A perspective on recent events in Afghanistan

March 19th, 2012

International relations professor Michael Corgan is a specialist in international security with extensive government service in political & military planning, especially with NATO. He offers the following perspective on recent events in Afghanistan, including the burning of the Quran by American soldiers and the shootings of Afghan civilians in Kandahar Province allegedly by Staff Sgt. Robert Bales:

“I wonder if we don’t have two turning points in this war within the space of a couple of weeks.

“First, the Quran burning incident inflamed the Afghan people against the foreigners who, whatever good they had done, ultimately were irretrievably alien. Then the massacre by Sgt. Bales illustrated to the American people, as perhaps nothing else, the costs of redeploying the same small group of Americans to carry the water for the country’s somewhat unraveled policies in that part of the world.

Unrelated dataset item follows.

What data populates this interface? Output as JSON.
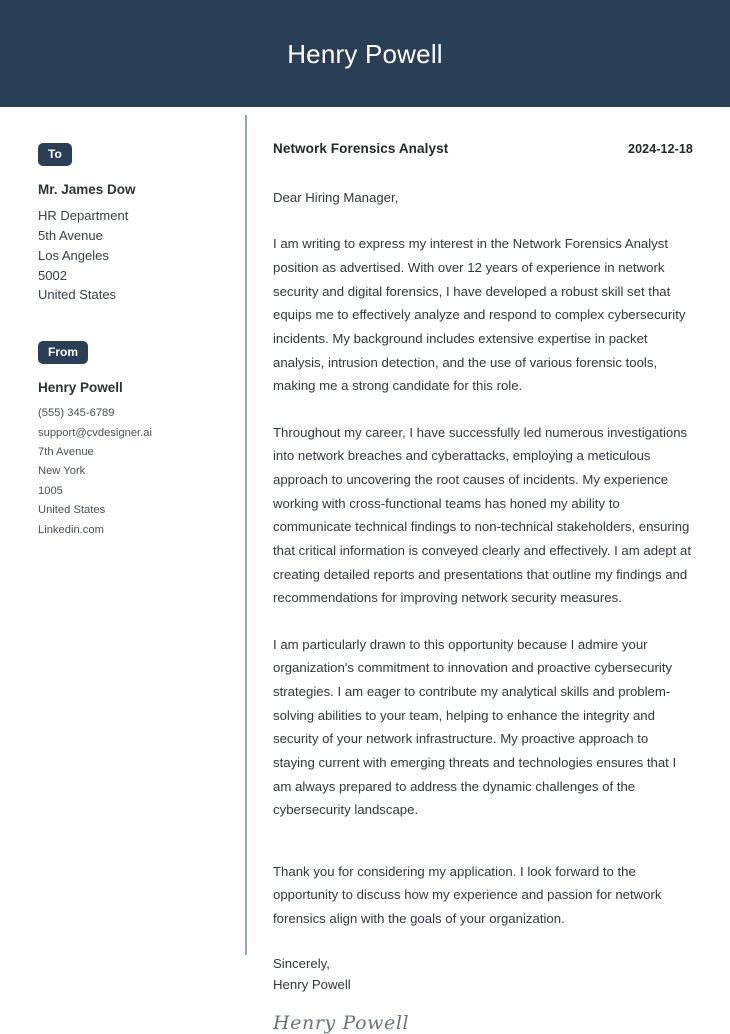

“In the case of the Quran burning, the fact that it was unintentional is almost worse than if it had been an act of pure hostility. For what that shows is that we don’t bother to understand the people whose country we are trying to help rebuild – they aren’t worth paying attention to.

“I suspect the Afghan people might be more forgiving of the killings by Sgt. Bales since that sort of thing occurs in all long wars (see Thucydides on this). But the American people have been largely sheltered from the reality of war on their soil – except for some Southerners who still talk about the cause and condone what was essentially a fight to preserve slavery.

“Now the American people cannot avoid knowing what long wars and prolonged exposure to combat do. In the Vietnam War, My Lai was not an aberration of a long war, it was an inevitability.”